From such material a good editor could not be made. Nor, in truth, do I think that he did much of the editorial work. I had once made an arrangement, not with Thackeray, but with the proprietors, as to some little story. The story was sent back to me by Thackeray—rejected. Virginibus puerisque! That was the gist of his objection. There was a project in a gentleman's mind,—as told in my story,—to run away with a married woman! Thackeray's letter was very kind, very regretful,—full of apology for such treatment to such a contributor. But—Virginibus puerisque! I was quite sure that Thackeray had not taken the trouble to read the story himself. Some moral deputy had read it, and disapproving, no doubt properly, of the little project to which I have alluded, had incited the editor to use his authority. That Thackeray had suffered when he wrote it was easy to see, fearing that he was giving pain to one he would fain have pleased.

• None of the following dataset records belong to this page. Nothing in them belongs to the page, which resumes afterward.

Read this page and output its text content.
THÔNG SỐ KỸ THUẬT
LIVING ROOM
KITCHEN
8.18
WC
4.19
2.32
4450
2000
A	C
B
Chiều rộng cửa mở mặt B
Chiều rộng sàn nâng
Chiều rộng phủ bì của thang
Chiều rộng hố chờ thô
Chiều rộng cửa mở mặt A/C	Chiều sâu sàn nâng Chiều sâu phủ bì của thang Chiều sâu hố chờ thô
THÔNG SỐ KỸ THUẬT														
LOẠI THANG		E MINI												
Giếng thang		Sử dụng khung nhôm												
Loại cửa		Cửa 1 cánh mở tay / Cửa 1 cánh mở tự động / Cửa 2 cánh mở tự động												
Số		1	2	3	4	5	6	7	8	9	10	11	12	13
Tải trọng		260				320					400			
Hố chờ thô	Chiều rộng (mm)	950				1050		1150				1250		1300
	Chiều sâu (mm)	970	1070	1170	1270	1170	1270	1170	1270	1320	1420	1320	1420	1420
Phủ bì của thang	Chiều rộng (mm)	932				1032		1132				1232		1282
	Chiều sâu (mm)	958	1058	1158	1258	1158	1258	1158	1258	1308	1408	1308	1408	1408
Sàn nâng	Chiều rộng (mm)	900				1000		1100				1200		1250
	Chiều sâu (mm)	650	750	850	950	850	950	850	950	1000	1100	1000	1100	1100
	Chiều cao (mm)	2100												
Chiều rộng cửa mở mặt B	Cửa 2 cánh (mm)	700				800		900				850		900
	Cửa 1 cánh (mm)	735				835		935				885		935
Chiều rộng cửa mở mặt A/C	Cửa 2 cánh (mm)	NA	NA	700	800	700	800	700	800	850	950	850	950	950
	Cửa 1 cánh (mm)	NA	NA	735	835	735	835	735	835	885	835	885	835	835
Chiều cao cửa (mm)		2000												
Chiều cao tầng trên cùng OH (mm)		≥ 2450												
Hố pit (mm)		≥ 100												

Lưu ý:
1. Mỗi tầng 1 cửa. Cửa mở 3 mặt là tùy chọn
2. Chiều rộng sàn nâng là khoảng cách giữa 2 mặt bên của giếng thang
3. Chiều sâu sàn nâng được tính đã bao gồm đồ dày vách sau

I wrote him a long letter in return, as full of drollery as I knew how to make it. In four or five days there came a reply in the same spirit,—boiling over with fun. He had kept my letter by him, not daring to open it,—as he says that he did with that eligible invitation. At last he had given it to one of his girls to examine,—to see whether the thorn would be too sharp, whether I had turned upon him with reproaches. A man so susceptible, so prone to work by fits and starts, so unmethodical, could not have been a good editor.
In 1862 he went into the new house which he had built for himself at Palace Green. I remember well, while this was still being built, how his friends used to discuss his imprudence in building it. Though he had done well with himself, and had made and was making a large income, was he entitled to live in a house the rent of which could not be counted at less than from five hundred to six hundred pounds a year? Before he had been there two years, he solved the question by dying,—when the house was sold for two thousand pounds more than it had cost. He himself, in speaking of his project, was wont to declare that he was laying out his money in the best way he could for the interest of his children;—and it turned out that he was right.